The Commerce Commission (Commission) has announced that it will appeal against Vector's win in a High Court case against a Commission proposal to set new prices for its electricity and gas businesses. This is the first Court decision under the new Part 4 of the Commerce Act 1986, which is the latest incarnation of price control in New Zealand.
What does Part 4 do?
Part 4 of the Commerce Act, which was significantly amended in 2008, is a special regime for the regulation of monopolies and near-monopolies.
Part 4 allows the Commission to impose at least one of three types of regulation on a supplier through an inquiry process, if that supplier meets certain tests. One of the crucial tests is whether the relevant good or service is supplied in a market where there is both little or no competition and little or no likelihood of a substantial increase in competition.
Although conducting an inquiry is the legislated process for imposing Part 4 regulation, a number of industries are already directly regulated under Part 4. These are electricity lines businesses, gas pipeline businesses, and the three major airports.
The Vector decision
The Vector decision involved the Court overturning a Commission proposal to reset the prices for Vector's electricity lines services. Vector's electricity lines services are directly subject to price-quality path regulation, one of the types of regulation under Part 4. As Vector is also a gas distribution business, the decision applies equally to the approach that the Commission is required to take regarding the price-quality path regulation of gas pipeline services.

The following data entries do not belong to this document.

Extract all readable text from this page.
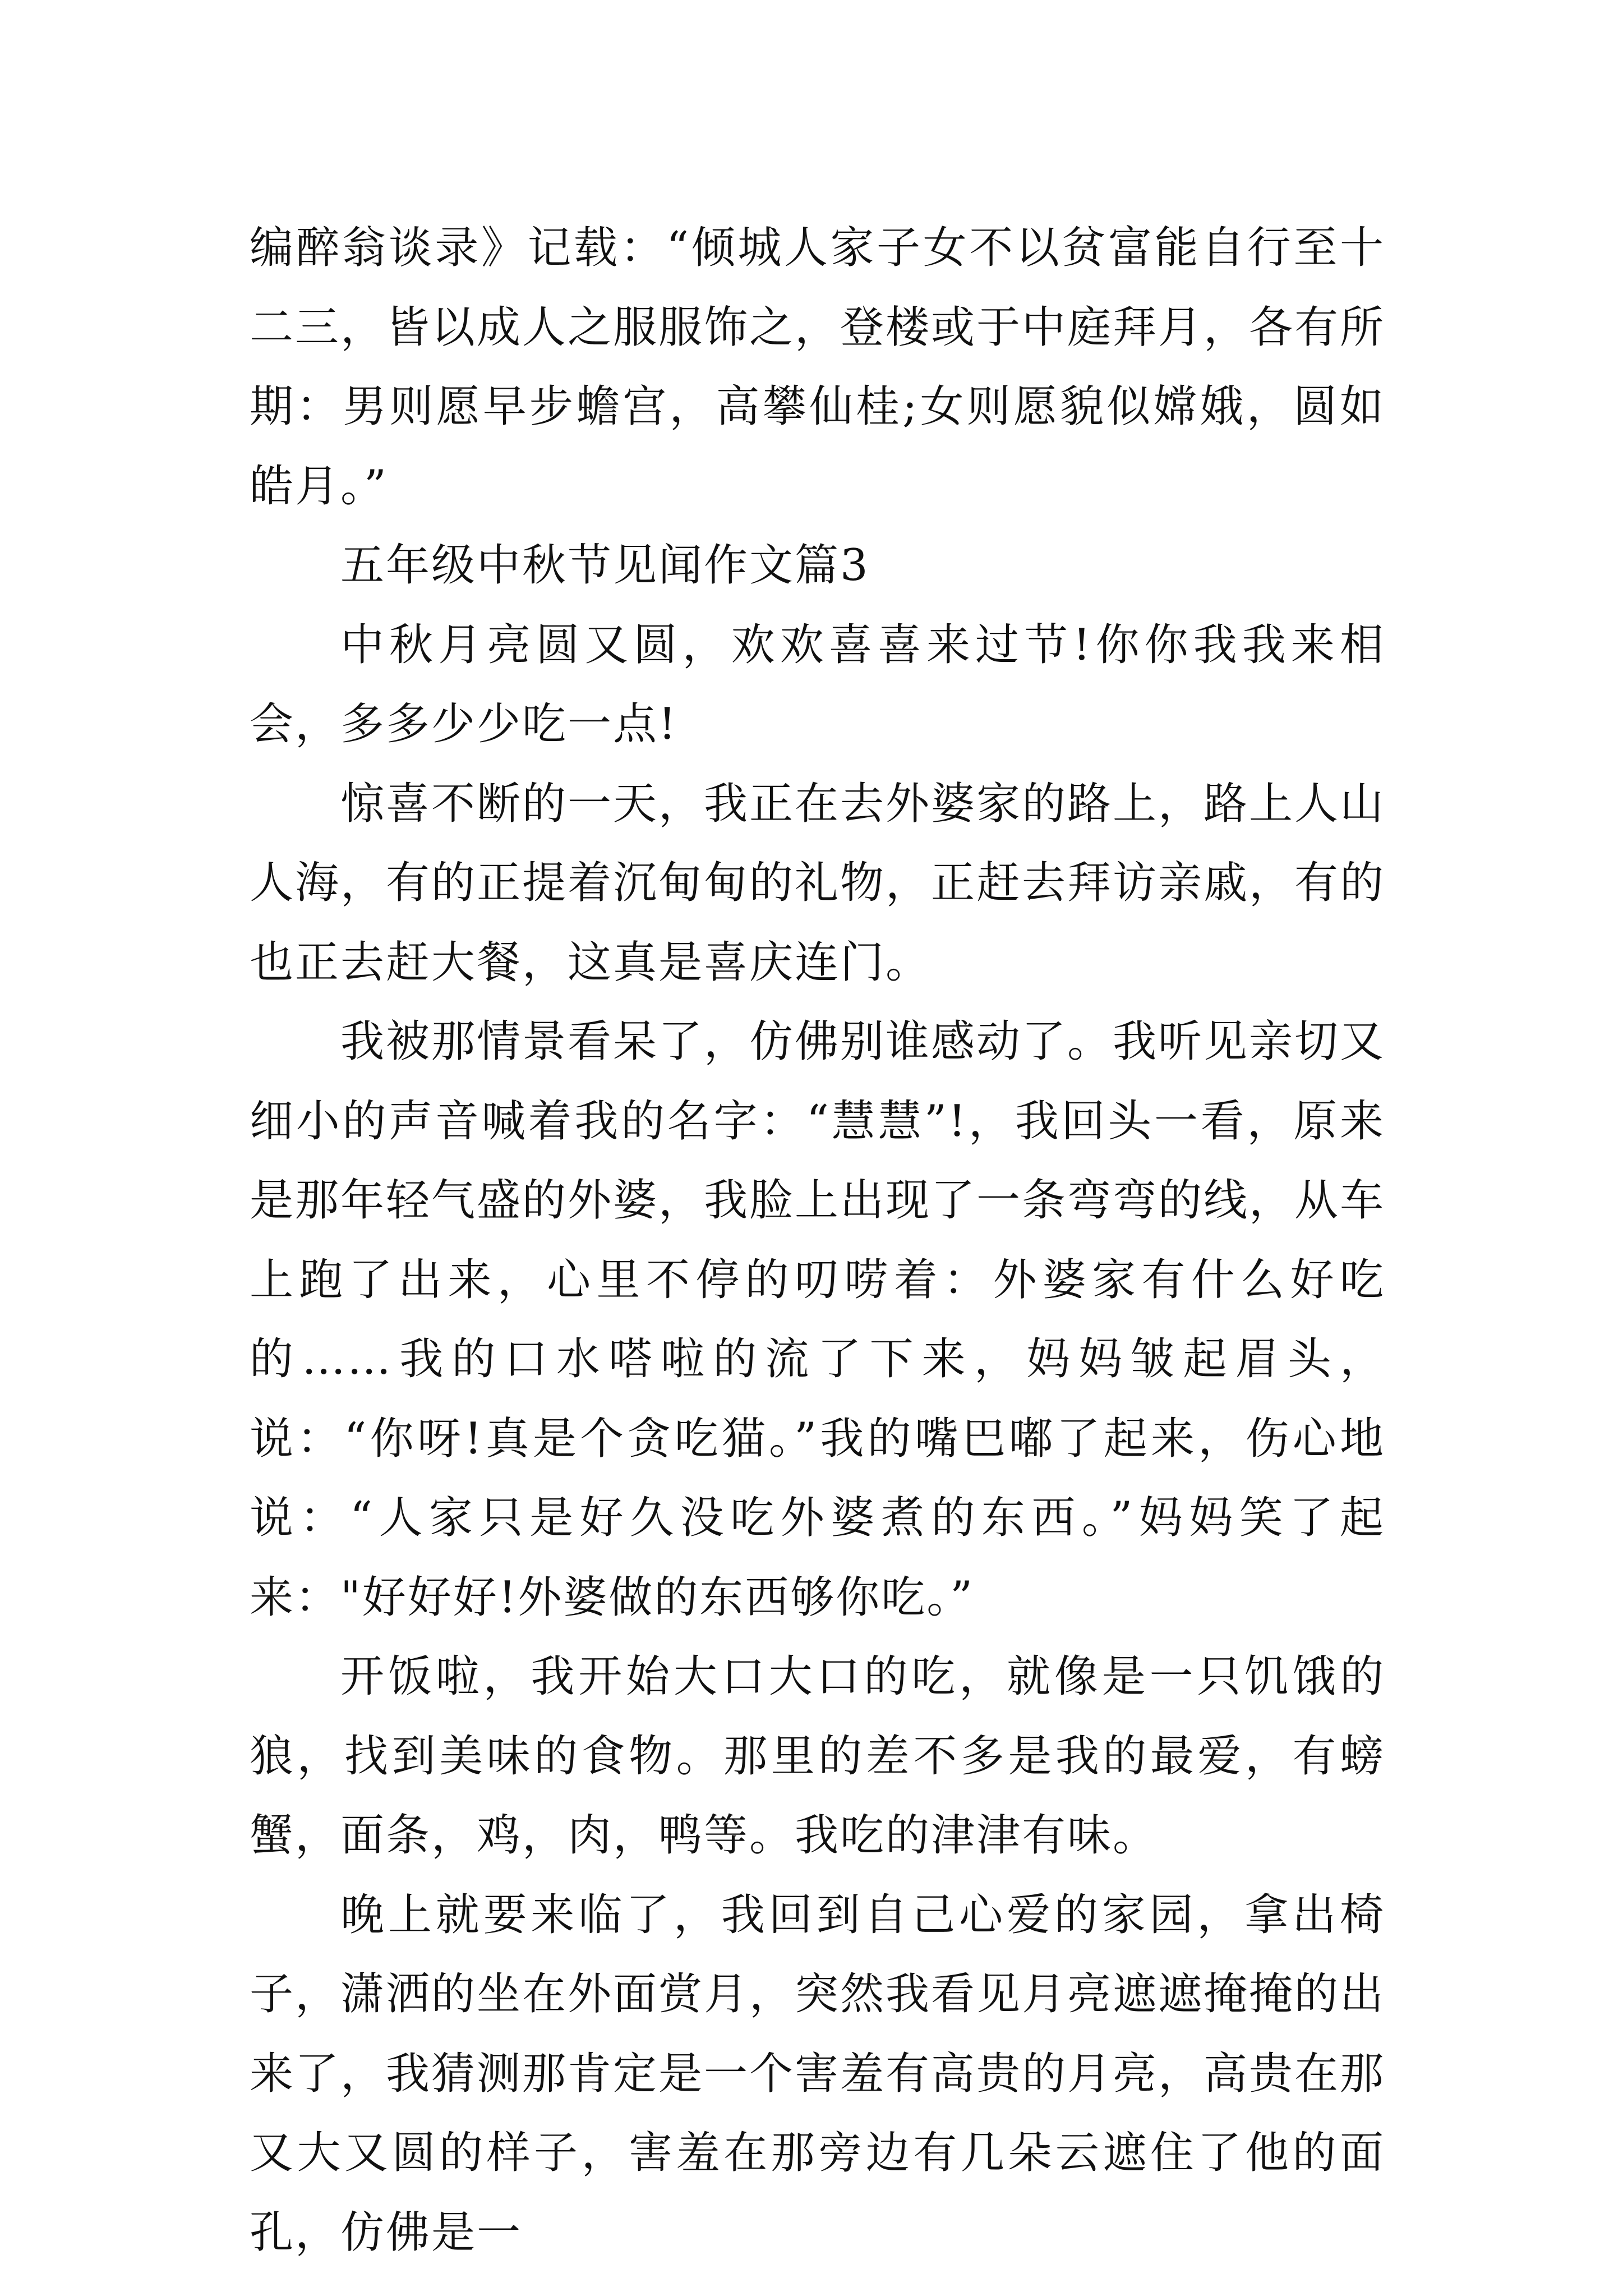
编醉翁谈录》记载：“倾城人家子女不以贫富能自行至十二三，皆以成人之服服饰之，登楼或于中庭拜月，各有所期：男则愿早步蟾宫，高攀仙桂;女则愿貌似嫦娥，圆如皓月。”

五年级中秋节见闻作文篇3

中秋月亮圆又圆，欢欢喜喜来过节!你你我我来相会，多多少少吃一点!

惊喜不断的一天，我正在去外婆家的路上，路上人山人海，有的正提着沉甸甸的礼物，正赶去拜访亲戚，有的也正去赶大餐，这真是喜庆连门。

我被那情景看呆了，仿佛别谁感动了。我听见亲切又细小的声音喊着我的名字：“慧慧”!，我回头一看，原来是那年轻气盛的外婆，我脸上出现了一条弯弯的线，从车上跑了出来，心里不停的叨唠着：外婆家有什么好吃的……我的口水嗒啦的流了下来，妈妈皱起眉头，说：“你呀!真是个贪吃猫。”我的嘴巴嘟了起来，伤心地说：“人家只是好久没吃外婆煮的东西。”妈妈笑了起来："好好好!外婆做的东西够你吃。”

开饭啦，我开始大口大口的吃，就像是一只饥饿的狼，找到美味的食物。那里的差不多是我的最爱，有螃蟹，面条，鸡，肉，鸭等。我吃的津津有味。

晚上就要来临了，我回到自己心爱的家园，拿出椅子，潇洒的坐在外面赏月，突然我看见月亮遮遮掩掩的出来了，我猜测那肯定是一个害羞有高贵的月亮，高贵在那又大又圆的样子，害羞在那旁边有几朵云遮住了他的面孔，仿佛是一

Price-quality path regulation
Price-quality path regulation requires the Commission to determine the maximum revenue or maximum prices, and quality standards, for the supply of the regulated goods or services. They are called "paths" because they usually provide for prices to increase or decrease year to year, in order, for example, to drive efficiencies, allow businesses to retain profits for investment, or to reflect increases in costs.
At present, all gas pipeline businesses, some electricity distribution businesses (including Vector), and Transpower are subject to price-quality regulation. Some price-quality paths are still being developed, and the Commission is currently resetting the existing price-quality path for gas pipelines and electricity lines. It was this reset that gave rise to the Vector decision.
Input methodologies are part of the changes to the regulatory regime introduced in 2008. Their purpose is to set methodologies, rules, processes, requirements and evaluation criteria for services that are regulated under Part 4 – for example, how to work out a supplier's cost of capital or how to value assets. The intention is that the pricing and other determinations made by the Commission under Part 4 adopt the input methodologies.
The High Court decision
The High Court decision is essentially about whether the Commission is using the right document and process to set out the detail of the reset prices. The Commission proposed that the detail be specified in a pricing determination.
Vector successfully contended that this detail was methodological, and therefore should be specified in input methodologies to which the pricing determination would refer, rather than being specified in the pricing determination itself. This is an important point, not least because there are merit-based appeal rights from input methodologies, but not from determinations.
One of the major reasons for the Court's decision was evidence of Parliament's intent to create greater regulatory certainty through the use of input methodologies. Vector argued that the failure to specify the detail of the reset prices as input methodologies meant that the Commission would be able to change its mind in the future without regard both to the constraints on changing input methodologies that Part 4 provides, and the certainty those constraints give to regulated suppliers. Vector was able to show that such uncertainty would have a significant negative impact on its business.
The High Court decision also found that the Commission had misinterpreted Part 4 by not specifying input methodologies for the valuation of assets, the allocation of common costs, and the treatment of taxation.
What happens now?
Following the decision, the Commission temporarily suspended the reset of the relevant default price-quality path (originally scheduled to be completed by 20 October 2011).
On 21 October 2011, the Commission announced that it would appeal the High Court decision, saying that it does not believe that an input methodology for starting prices was intended when Part 4 was enacted. Dr Mark Berry, the Commission Chair, also said that the Commission is concerned that the High Court's decision could potentially require the Commission to develop other process input methodologies that the Commission does not believe were intended by Parliament.
If the appeal fails, options for the Commission are to:
- Consult on an input methodology providing for its proposed starting price adjustment, or
- Consult on an input methodology setting out a different approach to the starting price adjustment.
It is currently unclear how much further work the Commission will in fact carry out. For the moment, Vector's challenge has successfully stalled the Commission.